Jika hidangan ini terlihat biasa, jangan tertipu. Karena satu hamburger ini harganya sekitar Rp 4.807.000. Hamburger mewah ini berasal dari Restoran Oliverio di Hotel Avalon, Beverly Hills, California. 

Hamburger al Tartufo diciptakan untuk merayakan musim jamur white truffle. Hamburger ini terdiri dari daging hamburger yang terbuat dari 400 gram daging sapi Kobe yang disiram dengan white truffle bercampur keju. Diatasnya, diberikan lagi 70 gram jamur white truffle yang diserut. 

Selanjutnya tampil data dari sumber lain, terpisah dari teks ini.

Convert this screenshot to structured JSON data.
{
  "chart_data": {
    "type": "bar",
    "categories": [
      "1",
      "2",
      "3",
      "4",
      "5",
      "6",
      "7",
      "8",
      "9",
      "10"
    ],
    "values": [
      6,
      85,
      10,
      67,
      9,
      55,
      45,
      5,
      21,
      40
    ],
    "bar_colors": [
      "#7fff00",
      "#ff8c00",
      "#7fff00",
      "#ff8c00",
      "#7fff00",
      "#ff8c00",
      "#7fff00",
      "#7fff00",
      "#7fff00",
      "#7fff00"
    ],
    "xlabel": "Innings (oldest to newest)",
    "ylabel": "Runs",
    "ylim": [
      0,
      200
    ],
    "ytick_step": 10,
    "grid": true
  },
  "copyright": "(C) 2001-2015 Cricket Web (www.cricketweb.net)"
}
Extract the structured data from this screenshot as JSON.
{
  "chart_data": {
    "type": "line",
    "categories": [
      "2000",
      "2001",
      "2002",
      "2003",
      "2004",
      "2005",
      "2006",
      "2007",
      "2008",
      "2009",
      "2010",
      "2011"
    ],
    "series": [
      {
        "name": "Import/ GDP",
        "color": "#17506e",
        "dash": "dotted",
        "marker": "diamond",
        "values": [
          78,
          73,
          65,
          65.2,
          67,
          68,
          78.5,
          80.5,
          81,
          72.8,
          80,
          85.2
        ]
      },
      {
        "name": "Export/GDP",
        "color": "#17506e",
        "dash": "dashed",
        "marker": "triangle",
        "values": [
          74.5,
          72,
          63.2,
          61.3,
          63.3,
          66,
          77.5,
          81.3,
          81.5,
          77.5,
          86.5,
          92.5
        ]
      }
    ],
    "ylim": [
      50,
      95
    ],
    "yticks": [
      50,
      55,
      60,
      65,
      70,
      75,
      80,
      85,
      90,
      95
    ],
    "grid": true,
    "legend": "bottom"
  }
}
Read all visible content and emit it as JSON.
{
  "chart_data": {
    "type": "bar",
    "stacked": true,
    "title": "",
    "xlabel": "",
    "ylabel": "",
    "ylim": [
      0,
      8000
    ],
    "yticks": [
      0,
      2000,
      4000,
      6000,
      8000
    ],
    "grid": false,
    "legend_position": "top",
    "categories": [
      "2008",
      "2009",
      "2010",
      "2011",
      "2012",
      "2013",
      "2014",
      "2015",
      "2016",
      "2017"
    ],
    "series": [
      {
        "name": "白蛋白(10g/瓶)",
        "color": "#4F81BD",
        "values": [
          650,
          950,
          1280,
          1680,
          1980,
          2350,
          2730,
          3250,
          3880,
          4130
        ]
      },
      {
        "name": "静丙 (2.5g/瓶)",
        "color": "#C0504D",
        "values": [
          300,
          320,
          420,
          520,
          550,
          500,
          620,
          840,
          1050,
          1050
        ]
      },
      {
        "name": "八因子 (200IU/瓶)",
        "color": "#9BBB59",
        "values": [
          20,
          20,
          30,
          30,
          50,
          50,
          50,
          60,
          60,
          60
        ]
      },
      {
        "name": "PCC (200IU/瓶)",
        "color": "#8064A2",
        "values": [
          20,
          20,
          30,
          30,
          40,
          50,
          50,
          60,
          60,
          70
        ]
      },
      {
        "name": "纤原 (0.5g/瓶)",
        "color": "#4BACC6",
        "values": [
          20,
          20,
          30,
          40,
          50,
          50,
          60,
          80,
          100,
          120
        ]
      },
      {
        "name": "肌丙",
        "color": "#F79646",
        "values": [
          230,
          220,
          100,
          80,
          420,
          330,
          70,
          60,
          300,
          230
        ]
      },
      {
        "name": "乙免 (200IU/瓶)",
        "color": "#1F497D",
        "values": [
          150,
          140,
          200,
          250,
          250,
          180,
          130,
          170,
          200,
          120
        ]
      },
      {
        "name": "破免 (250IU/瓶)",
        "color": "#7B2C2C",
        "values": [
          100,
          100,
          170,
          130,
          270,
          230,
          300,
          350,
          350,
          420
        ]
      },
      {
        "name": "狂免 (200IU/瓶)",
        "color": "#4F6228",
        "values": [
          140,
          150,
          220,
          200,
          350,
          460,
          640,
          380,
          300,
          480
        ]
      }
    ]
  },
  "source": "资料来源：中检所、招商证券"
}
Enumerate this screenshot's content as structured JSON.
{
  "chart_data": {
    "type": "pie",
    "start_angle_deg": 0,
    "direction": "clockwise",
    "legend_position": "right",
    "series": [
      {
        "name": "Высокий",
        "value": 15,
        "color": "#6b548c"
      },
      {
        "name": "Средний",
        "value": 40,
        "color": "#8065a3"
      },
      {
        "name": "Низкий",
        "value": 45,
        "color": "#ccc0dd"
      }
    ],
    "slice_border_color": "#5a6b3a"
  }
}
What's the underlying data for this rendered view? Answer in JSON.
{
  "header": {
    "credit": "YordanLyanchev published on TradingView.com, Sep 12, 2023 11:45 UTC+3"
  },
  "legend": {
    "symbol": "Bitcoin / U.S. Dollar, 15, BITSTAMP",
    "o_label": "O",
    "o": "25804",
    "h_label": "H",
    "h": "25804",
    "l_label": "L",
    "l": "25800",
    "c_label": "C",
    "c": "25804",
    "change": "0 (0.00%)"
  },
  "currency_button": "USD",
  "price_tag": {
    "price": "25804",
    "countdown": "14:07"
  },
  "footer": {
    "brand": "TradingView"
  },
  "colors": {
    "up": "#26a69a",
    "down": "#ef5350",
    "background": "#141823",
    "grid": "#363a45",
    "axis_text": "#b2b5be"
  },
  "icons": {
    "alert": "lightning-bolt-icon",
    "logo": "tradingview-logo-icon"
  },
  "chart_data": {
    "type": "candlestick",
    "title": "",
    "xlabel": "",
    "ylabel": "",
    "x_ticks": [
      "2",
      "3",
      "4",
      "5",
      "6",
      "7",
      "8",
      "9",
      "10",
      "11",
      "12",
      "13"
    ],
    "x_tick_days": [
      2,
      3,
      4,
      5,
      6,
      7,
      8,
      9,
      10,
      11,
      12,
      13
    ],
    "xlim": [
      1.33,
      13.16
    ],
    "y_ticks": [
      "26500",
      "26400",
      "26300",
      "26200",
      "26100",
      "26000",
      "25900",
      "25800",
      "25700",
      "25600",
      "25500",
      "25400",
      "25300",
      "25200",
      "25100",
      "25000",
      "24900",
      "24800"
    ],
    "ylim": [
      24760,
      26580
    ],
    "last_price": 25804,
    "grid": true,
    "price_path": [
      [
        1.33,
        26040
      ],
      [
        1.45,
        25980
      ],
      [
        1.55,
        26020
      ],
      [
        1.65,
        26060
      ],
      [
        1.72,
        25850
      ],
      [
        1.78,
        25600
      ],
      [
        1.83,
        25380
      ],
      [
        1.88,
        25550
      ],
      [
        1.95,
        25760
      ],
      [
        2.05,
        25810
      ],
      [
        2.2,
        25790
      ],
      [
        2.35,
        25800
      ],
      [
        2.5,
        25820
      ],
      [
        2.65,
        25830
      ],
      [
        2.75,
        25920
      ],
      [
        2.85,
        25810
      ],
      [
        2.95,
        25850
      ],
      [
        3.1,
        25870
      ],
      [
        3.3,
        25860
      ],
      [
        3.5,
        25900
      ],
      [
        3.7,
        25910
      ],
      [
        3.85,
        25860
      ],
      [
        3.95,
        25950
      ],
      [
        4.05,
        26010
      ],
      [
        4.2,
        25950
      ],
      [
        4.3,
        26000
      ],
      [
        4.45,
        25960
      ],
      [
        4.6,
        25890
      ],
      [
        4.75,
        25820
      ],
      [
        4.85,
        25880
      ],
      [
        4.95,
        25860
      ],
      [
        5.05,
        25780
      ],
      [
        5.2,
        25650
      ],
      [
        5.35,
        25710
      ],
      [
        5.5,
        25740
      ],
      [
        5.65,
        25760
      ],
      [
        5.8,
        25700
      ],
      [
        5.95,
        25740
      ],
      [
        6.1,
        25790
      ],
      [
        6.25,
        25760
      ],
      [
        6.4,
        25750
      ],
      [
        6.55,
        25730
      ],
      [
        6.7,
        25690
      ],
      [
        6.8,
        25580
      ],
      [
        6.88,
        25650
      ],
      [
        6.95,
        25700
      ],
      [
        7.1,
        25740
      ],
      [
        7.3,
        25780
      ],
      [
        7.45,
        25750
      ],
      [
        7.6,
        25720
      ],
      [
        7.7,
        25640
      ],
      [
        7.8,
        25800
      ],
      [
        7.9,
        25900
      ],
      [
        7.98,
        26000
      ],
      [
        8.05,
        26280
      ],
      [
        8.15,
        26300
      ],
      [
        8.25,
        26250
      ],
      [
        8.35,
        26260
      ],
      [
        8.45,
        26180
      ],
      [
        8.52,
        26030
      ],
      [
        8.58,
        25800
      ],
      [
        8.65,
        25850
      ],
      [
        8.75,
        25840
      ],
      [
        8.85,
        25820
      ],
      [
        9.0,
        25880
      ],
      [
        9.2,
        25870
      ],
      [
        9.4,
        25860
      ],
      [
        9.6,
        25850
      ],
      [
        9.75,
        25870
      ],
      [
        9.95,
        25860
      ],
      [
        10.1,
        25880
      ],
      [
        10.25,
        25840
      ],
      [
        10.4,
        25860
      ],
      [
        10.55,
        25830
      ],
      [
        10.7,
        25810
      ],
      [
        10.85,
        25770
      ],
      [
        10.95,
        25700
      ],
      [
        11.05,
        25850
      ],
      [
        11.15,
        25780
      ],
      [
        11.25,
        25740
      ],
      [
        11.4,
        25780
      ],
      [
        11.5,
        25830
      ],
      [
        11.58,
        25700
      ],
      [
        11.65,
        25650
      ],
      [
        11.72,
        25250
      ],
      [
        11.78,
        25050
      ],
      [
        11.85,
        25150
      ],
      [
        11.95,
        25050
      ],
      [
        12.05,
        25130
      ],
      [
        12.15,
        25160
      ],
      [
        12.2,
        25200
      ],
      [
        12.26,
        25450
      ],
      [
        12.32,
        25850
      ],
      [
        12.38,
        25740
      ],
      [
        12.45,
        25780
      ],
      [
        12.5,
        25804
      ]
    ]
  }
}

Truffle sendiri dikelompokan kedalam spesies jamur yang ditemukan dibawah tanah. Salah satu jenis yang paling langka adalah White Truffle yang hanya tersedia dalam jangka waktu beberapa bulan dalam setahun. White truffle banyak ditemukan di area Langhe dan Montferrat di wilayah Piedmont, Italia Selatan.

Jamur ini umumnya berbentuk oval seperti kentang dan mempunyai warna luar putih kekuningan. Jenis truffle termahal ini juga mempunyai aroma khas bawang putih dan lada.

Karena harga burger al Tartufo ini sangat mahal, restoran mengharuskan para pelanggan yang ingin membeli untuk memesan dan membayar terlebih dahulu 2 hari sebelumnya. Harga burger yang mencapai Rp 4. 807.000 ini secara langsung menggeser posisi hamburger termahal sebelumnya. 

Sebelumnya, yang menduduki posisi burger termahal di dunia adalah Le Burger Extravagant  dari restoran Serendipity 3. Burger tersebut memadukan white dan black truffle, caviar, dan keju berumur 18 bulan. Yang menjadi sentuhan terakhirnya adalah tusuk gigi emas murni dan berlian bentuk Fleur de Lis. 

Le Burger Extravagant dihargai $295 atau sekitar Rp 2,8 juta. Alasan mengapa hamburger ini mahal karena hasil penjualan didonasikan ke the Bowery Mission, sebuah tempat penampungan orang tunawisma di New York. Sementara restoran Oliverio menyatakan pada Huffington Post (14/11/2012) bahwa burger yang mereka ciptakan sangat mahal dikarenakan bahan yang dipakai sangat jarang dan hanya keluar di musim tertentu.